Hit And Run, the Trashy Version — The New Expanded Hitmonchan

The Standard metagame has been evolving lately. Top-pick Reshiram and Charizard-GX was a popular deck is now abandoned by most top players. Perhaps it’s due to its highroll nature: if you draw well, the deck is impressive. But if you don’t (for example, if you don’t hit a Welder early), it’s underwhelming. At least, that’s what drove me away from the deck. In addition, the rising popularity of Reset Stamp (some decks are now playing a full four copies) means that Welder-based decks are not as strong as they used to be. Because of the need to get Welder and Fire Energy cards in the same hand, Reset Stamp is particularly effective against them.

On the other hand, Pikachu and Zekrom-GX, Gardevoir and Sylveon-GX, Pidgeotto Control, and Malamar have all shown to be reliable and powerful decks. As you’ve probably noticed by now, Gardevoir and Sylveon-GX is my personal preference, but any of these four decks has a shot at winning any given event. Blacephalon-GX / Naganadel comes close, and is mostly held back by Tapu Fini. However, if people choose to cut Tapu Fini from their decks, then Blacephalon-GX will become a real contender.

And then, of course, there’s Mewtwo and Mew-GX. Two very different variants of the deck won the two Regionals in Cologne and Atlantic City, played by some of the world’s best players. Azul Garcia Griego’s list fits into to the Perfection variant that won Worlds and kept doing well afterwards. Whereas Tord Reklev’s deck was much more innovative, using such unexpected cards as Shedinja, Lysandre Labs, Weakness Guard Energy, Hapu, Red's Challenge and Pokémon Communication. I’ve noticed more players have been experimenting with Rainbow Energy and Hapu, making their lists closer to what we expected the archetype to look like before Worlds.

I’ve been disenchanted by the Perfection variant for a while since the deck feels unreliable. You need to hit Welder to function, and you don’t get it in hand all the time. That’s why Tord’s list, which runs more Supporters and relies on Solgaleo-GX‘s Turbo Strike to accelerate Energy, is much more appealing to me. I’m not sure about some of the choices (mainly Shedinja and Weakness Guard Energy) but I think that this approach—more Supporters, less focus on using Welder, and a slower game plan with more emphasis Turbo Strike—is the better one.

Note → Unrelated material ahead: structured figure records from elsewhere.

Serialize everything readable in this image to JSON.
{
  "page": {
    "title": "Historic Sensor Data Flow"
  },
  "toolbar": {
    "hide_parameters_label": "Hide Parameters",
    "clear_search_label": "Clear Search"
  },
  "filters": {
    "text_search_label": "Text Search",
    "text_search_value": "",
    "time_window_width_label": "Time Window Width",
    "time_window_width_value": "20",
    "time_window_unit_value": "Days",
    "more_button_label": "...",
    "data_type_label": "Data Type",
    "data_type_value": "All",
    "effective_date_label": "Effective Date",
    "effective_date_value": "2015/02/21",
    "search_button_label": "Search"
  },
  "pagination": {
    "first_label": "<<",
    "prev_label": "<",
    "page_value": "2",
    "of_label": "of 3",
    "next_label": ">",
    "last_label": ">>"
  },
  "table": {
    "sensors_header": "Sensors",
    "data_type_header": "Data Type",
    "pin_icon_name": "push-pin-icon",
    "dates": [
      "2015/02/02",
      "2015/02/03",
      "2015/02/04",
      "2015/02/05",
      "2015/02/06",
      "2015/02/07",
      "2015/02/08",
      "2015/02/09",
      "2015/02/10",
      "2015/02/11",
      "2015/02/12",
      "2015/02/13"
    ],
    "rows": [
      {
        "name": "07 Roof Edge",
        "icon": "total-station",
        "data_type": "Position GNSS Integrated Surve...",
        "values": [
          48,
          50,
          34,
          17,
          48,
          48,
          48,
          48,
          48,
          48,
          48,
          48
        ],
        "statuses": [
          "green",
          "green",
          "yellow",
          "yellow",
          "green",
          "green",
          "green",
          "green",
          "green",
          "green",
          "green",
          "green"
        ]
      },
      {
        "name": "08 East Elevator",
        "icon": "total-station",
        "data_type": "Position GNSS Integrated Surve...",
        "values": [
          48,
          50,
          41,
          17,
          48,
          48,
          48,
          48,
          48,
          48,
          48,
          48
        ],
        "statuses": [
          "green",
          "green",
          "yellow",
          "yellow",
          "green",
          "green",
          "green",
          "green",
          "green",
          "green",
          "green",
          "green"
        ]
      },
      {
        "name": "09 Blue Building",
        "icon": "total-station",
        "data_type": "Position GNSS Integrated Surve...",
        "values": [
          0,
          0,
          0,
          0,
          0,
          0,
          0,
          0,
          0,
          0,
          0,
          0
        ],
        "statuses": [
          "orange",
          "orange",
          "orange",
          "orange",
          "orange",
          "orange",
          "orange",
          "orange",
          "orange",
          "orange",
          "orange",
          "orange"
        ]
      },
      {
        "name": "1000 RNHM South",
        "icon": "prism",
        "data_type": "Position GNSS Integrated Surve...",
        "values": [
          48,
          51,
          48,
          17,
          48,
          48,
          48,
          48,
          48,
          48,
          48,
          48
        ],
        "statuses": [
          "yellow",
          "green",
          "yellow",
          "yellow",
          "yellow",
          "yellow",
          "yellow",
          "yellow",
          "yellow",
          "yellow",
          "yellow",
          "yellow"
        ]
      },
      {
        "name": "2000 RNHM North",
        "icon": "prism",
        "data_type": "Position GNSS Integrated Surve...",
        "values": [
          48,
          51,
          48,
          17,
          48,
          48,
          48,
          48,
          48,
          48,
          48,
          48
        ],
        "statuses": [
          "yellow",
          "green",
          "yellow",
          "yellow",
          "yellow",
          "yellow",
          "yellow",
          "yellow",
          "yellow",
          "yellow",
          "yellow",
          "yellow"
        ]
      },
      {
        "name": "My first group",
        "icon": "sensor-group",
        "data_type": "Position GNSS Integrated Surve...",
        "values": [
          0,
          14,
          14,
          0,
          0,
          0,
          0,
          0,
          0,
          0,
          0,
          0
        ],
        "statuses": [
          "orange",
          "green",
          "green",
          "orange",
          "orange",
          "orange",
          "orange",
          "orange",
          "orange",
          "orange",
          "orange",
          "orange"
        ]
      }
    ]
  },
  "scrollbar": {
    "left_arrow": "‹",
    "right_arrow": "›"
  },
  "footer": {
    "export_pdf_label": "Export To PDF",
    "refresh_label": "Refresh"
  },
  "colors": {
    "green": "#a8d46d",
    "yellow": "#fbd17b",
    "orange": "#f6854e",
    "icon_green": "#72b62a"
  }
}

At this point, I wish I had a good Mewtwo and Mew-GX list to unveil, but I haven’t played the deck much. I will definitely focus most of my efforts on it in the coming weeks, as I feel it could be a great play for the Nanterre (Paris) Special Event in November. For now that’s all for my thoughts, in Standard, at least.

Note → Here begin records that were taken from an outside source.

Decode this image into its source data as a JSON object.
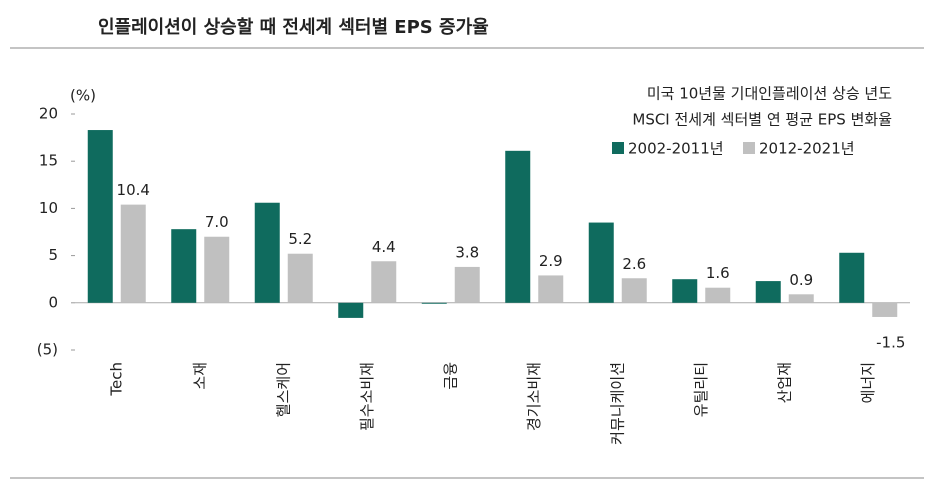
{
  "chart_data": {
    "type": "bar",
    "title": "인플레이션이 상승할 때 전세계 섹터별 EPS 증가율",
    "y_label": "(%)",
    "legend_title": [
      "미국 10년물 기대인플레이션 상승 년도",
      "MSCI 전세계 섹터별 연 평균 EPS 변화율"
    ],
    "categories": [
      "Tech",
      "소재",
      "헬스케어",
      "필수소비재",
      "금융",
      "경기소비재",
      "커뮤니케이션",
      "유틸리티",
      "산업재",
      "에너지"
    ],
    "series": [
      {
        "name": "2002-2011년",
        "color": "#0f6b5e",
        "values": [
          18.3,
          7.8,
          10.6,
          -1.6,
          -0.1,
          16.1,
          8.5,
          2.5,
          2.3,
          5.3
        ]
      },
      {
        "name": "2012-2021년",
        "color": "#c0c0c0",
        "values": [
          10.4,
          7.0,
          5.2,
          4.4,
          3.8,
          2.9,
          2.6,
          1.6,
          0.9,
          -1.5
        ],
        "value_labels": [
          "10.4",
          "7.0",
          "5.2",
          "4.4",
          "3.8",
          "2.9",
          "2.6",
          "1.6",
          "0.9",
          "-1.5"
        ]
      }
    ],
    "ylim": [
      -5,
      20
    ],
    "yticks": [
      {
        "value": -5,
        "label": "(5)"
      },
      0,
      5,
      10,
      15,
      20
    ],
    "legend": "upper right"
  }
}
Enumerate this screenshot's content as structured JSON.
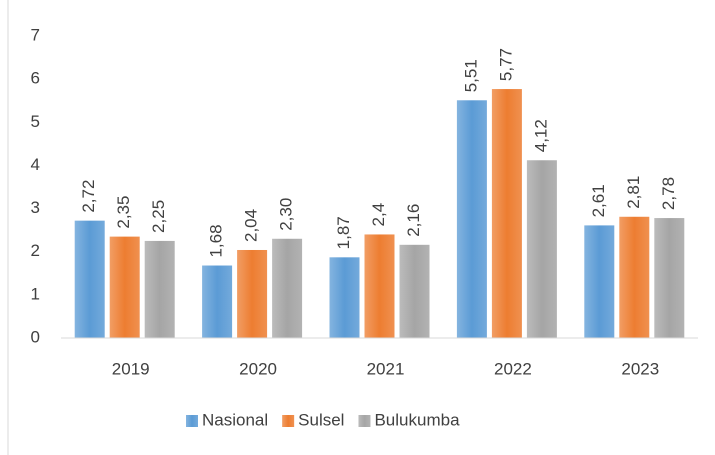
{
  "chart_data": {
    "type": "bar",
    "categories": [
      "2019",
      "2020",
      "2021",
      "2022",
      "2023"
    ],
    "series": [
      {
        "name": "Nasional",
        "color": "#5b9bd5",
        "values": [
          2.72,
          1.68,
          1.87,
          5.51,
          2.61
        ],
        "value_labels": [
          "2,72",
          "1,68",
          "1,87",
          "5,51",
          "2,61"
        ]
      },
      {
        "name": "Sulsel",
        "color": "#ed7d31",
        "values": [
          2.35,
          2.04,
          2.4,
          5.77,
          2.81
        ],
        "value_labels": [
          "2,35",
          "2,04",
          "2,4",
          "5,77",
          "2,81"
        ]
      },
      {
        "name": "Bulukumba",
        "color": "#a5a5a5",
        "values": [
          2.25,
          2.3,
          2.16,
          4.12,
          2.78
        ],
        "value_labels": [
          "2,25",
          "2,30",
          "2,16",
          "4,12",
          "2,78"
        ]
      }
    ],
    "ylim": [
      0,
      7
    ],
    "yticks": [
      0,
      1,
      2,
      3,
      4,
      5,
      6,
      7
    ],
    "grid": false,
    "legend": "bottom"
  }
}
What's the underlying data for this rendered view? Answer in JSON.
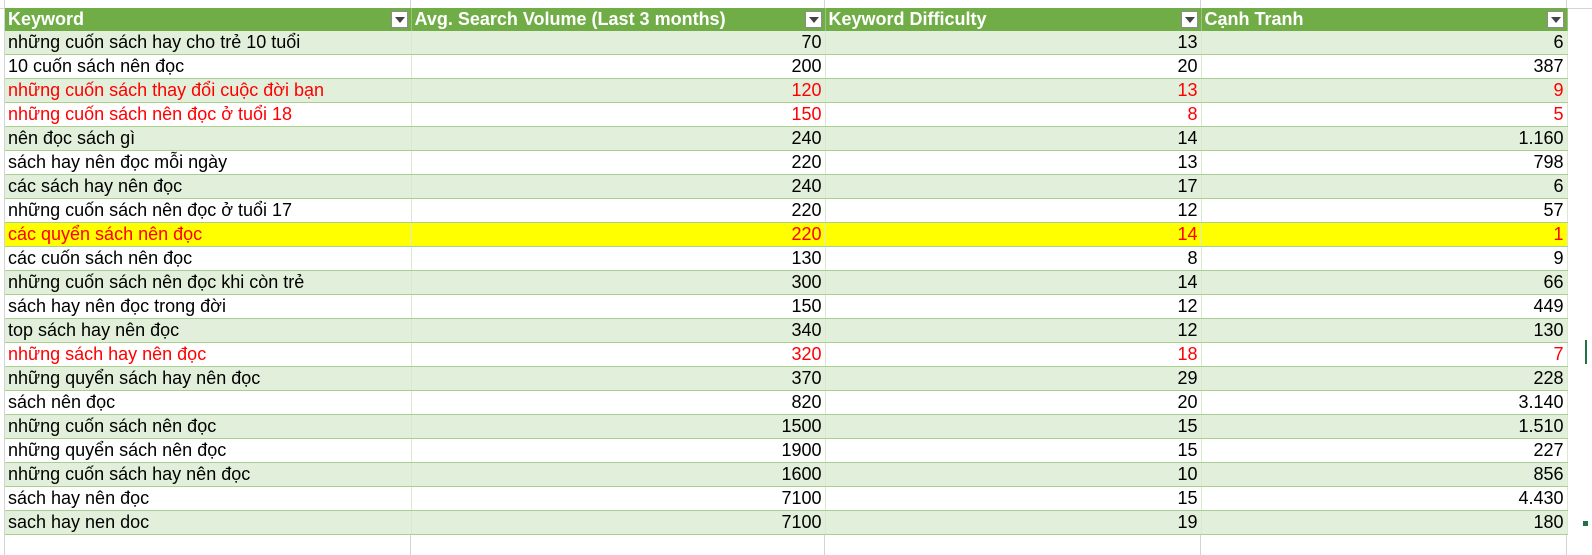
{
  "headers": [
    "Keyword",
    "Avg. Search Volume (Last 3 months)",
    "Keyword Difficulty",
    "Cạnh Tranh"
  ],
  "colors": {
    "header_bg": "#70ad47",
    "band_bg": "#e2efda",
    "highlight_bg": "#ffff00",
    "alert_text": "#ff0000"
  },
  "icons": {
    "filter": "filter-dropdown-icon"
  },
  "rows": [
    {
      "keyword": "những cuốn sách hay cho trẻ 10 tuổi",
      "volume": "70",
      "difficulty": "13",
      "competition": "6",
      "style": "normal"
    },
    {
      "keyword": "10 cuốn sách nên đọc",
      "volume": "200",
      "difficulty": "20",
      "competition": "387",
      "style": "normal"
    },
    {
      "keyword": "những cuốn sách thay đổi cuộc đời bạn",
      "volume": "120",
      "difficulty": "13",
      "competition": "9",
      "style": "red"
    },
    {
      "keyword": "những cuốn sách nên đọc ở tuổi 18",
      "volume": "150",
      "difficulty": "8",
      "competition": "5",
      "style": "red"
    },
    {
      "keyword": "nên đọc sách gì",
      "volume": "240",
      "difficulty": "14",
      "competition": "1.160",
      "style": "normal"
    },
    {
      "keyword": "sách hay nên đọc mỗi ngày",
      "volume": "220",
      "difficulty": "13",
      "competition": "798",
      "style": "normal"
    },
    {
      "keyword": "các sách hay nên đọc",
      "volume": "240",
      "difficulty": "17",
      "competition": "6",
      "style": "normal"
    },
    {
      "keyword": "những cuốn sách nên đọc ở tuổi 17",
      "volume": "220",
      "difficulty": "12",
      "competition": "57",
      "style": "normal"
    },
    {
      "keyword": "các quyển sách nên đọc",
      "volume": "220",
      "difficulty": "14",
      "competition": "1",
      "style": "highlight"
    },
    {
      "keyword": "các cuốn sách nên đọc",
      "volume": "130",
      "difficulty": "8",
      "competition": "9",
      "style": "normal"
    },
    {
      "keyword": "những cuốn sách nên đọc khi còn trẻ",
      "volume": "300",
      "difficulty": "14",
      "competition": "66",
      "style": "normal"
    },
    {
      "keyword": "sách hay nên đọc trong đời",
      "volume": "150",
      "difficulty": "12",
      "competition": "449",
      "style": "normal"
    },
    {
      "keyword": "top sách hay nên đọc",
      "volume": "340",
      "difficulty": "12",
      "competition": "130",
      "style": "normal"
    },
    {
      "keyword": "những sách hay nên đọc",
      "volume": "320",
      "difficulty": "18",
      "competition": "7",
      "style": "red"
    },
    {
      "keyword": "những quyển sách hay nên đọc",
      "volume": "370",
      "difficulty": "29",
      "competition": "228",
      "style": "normal"
    },
    {
      "keyword": "sách nên đọc",
      "volume": "820",
      "difficulty": "20",
      "competition": "3.140",
      "style": "normal"
    },
    {
      "keyword": "những cuốn sách nên đọc",
      "volume": "1500",
      "difficulty": "15",
      "competition": "1.510",
      "style": "normal"
    },
    {
      "keyword": "những quyển sách nên đọc",
      "volume": "1900",
      "difficulty": "15",
      "competition": "227",
      "style": "normal"
    },
    {
      "keyword": "những cuốn sách hay nên đọc",
      "volume": "1600",
      "difficulty": "10",
      "competition": "856",
      "style": "normal"
    },
    {
      "keyword": "sách hay nên đọc",
      "volume": "7100",
      "difficulty": "15",
      "competition": "4.430",
      "style": "normal"
    },
    {
      "keyword": "sach hay nen doc",
      "volume": "7100",
      "difficulty": "19",
      "competition": "180",
      "style": "normal"
    }
  ]
}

When I’m tired of Standard, I try to play a few games of Expanded to keep up with that format. So much has changed since the latest Expanded events that the metagame is in an unknown state. To help you get a better understanding of the format, I’ll talk about a deck I’ve been playing ever since it’s been legal.

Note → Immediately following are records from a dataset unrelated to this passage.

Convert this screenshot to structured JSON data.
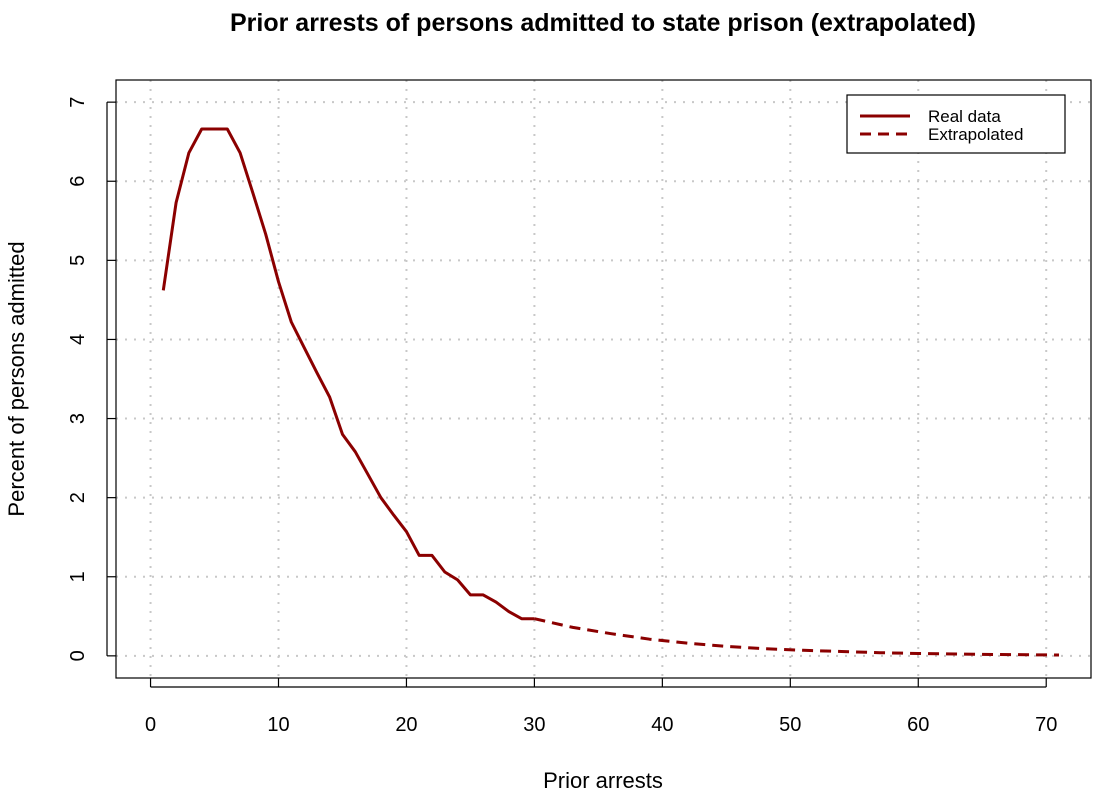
{
  "chart_data": {
    "type": "line",
    "title": "Prior arrests of persons admitted to state prison (extrapolated)",
    "xlabel": "Prior arrests",
    "ylabel": "Percent of persons admitted",
    "xlim": [
      -2.7,
      73.5
    ],
    "ylim": [
      -0.28,
      7.28
    ],
    "xticks": [
      0,
      10,
      20,
      30,
      40,
      50,
      60,
      70
    ],
    "yticks": [
      0,
      1,
      2,
      3,
      4,
      5,
      6,
      7
    ],
    "grid": true,
    "legend": {
      "position": "top-right",
      "entries": [
        {
          "label": "Real data",
          "style": "solid"
        },
        {
          "label": "Extrapolated",
          "style": "dashed"
        }
      ]
    },
    "color": "#8b0000",
    "series": [
      {
        "name": "Real data",
        "style": "solid",
        "x": [
          1,
          2,
          3,
          4,
          5,
          6,
          7,
          8,
          9,
          10,
          11,
          12,
          13,
          14,
          15,
          16,
          17,
          18,
          19,
          20,
          21,
          22,
          23,
          24,
          25,
          26,
          27,
          28,
          29,
          30
        ],
        "y": [
          4.62,
          5.73,
          6.36,
          6.66,
          6.66,
          6.66,
          6.36,
          5.85,
          5.33,
          4.73,
          4.22,
          3.9,
          3.58,
          3.27,
          2.8,
          2.58,
          2.29,
          2.0,
          1.78,
          1.57,
          1.27,
          1.27,
          1.06,
          0.96,
          0.77,
          0.77,
          0.68,
          0.56,
          0.47,
          0.47
        ]
      },
      {
        "name": "Extrapolated",
        "style": "dashed",
        "x": [
          30,
          33,
          36,
          39,
          42,
          45,
          48,
          51,
          54,
          57,
          60,
          63,
          66,
          69,
          71
        ],
        "y": [
          0.47,
          0.36,
          0.28,
          0.21,
          0.16,
          0.12,
          0.09,
          0.07,
          0.055,
          0.04,
          0.03,
          0.023,
          0.017,
          0.013,
          0.011
        ]
      }
    ]
  }
}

Hitmonchan / Wobbuffet — What Has Changed?

I attended the first Expanded Regional after the release of Team Up back in March, in Toronto. Long-time readers may recall that I was enthusiastic about the new Hitmonchan / Wobbuffet archetype, and wrote all about it before the event. Although that article is dated, don’t hesitate to give it a look if you’re looking for an introduction to the deck!

I did end up playing the deck in the tournament, getting Top 32 with it and only repeatedly losing to Trevenant. Moving forward, Jon Eng, who worked with me on the initial list kept refining the deck and made Day 2 with it at every Expanded Regional, finally reaching Top 8 at the last one in Hartford.

Hitmonchan / Wobbuffet relies on the simple idea of having Wobbuffet as your Active Pokemon. It’s Bide Barricade Ability shuts down popular Abilities such as Blastoise‘s Deluge, Shaymin-EX‘s Set Up, Zoroark-GX‘s Trade, etc. Many decks in Expanded rely on Abilities and Wobbuffet can singlehandedly shut them down. The most reliable attacker in the deck is Hitmonchan, which can hit for up to 90 damage for one Energy card (thanks to Muscle Band, Strong Energy, and Diancie Prism Star) and hide back behind Wobbuffet. The deck can run secondary attackers, usually Ultra Beasts which can have some very powerful effects for only one Energy card (think Buzzwole or Nihilego).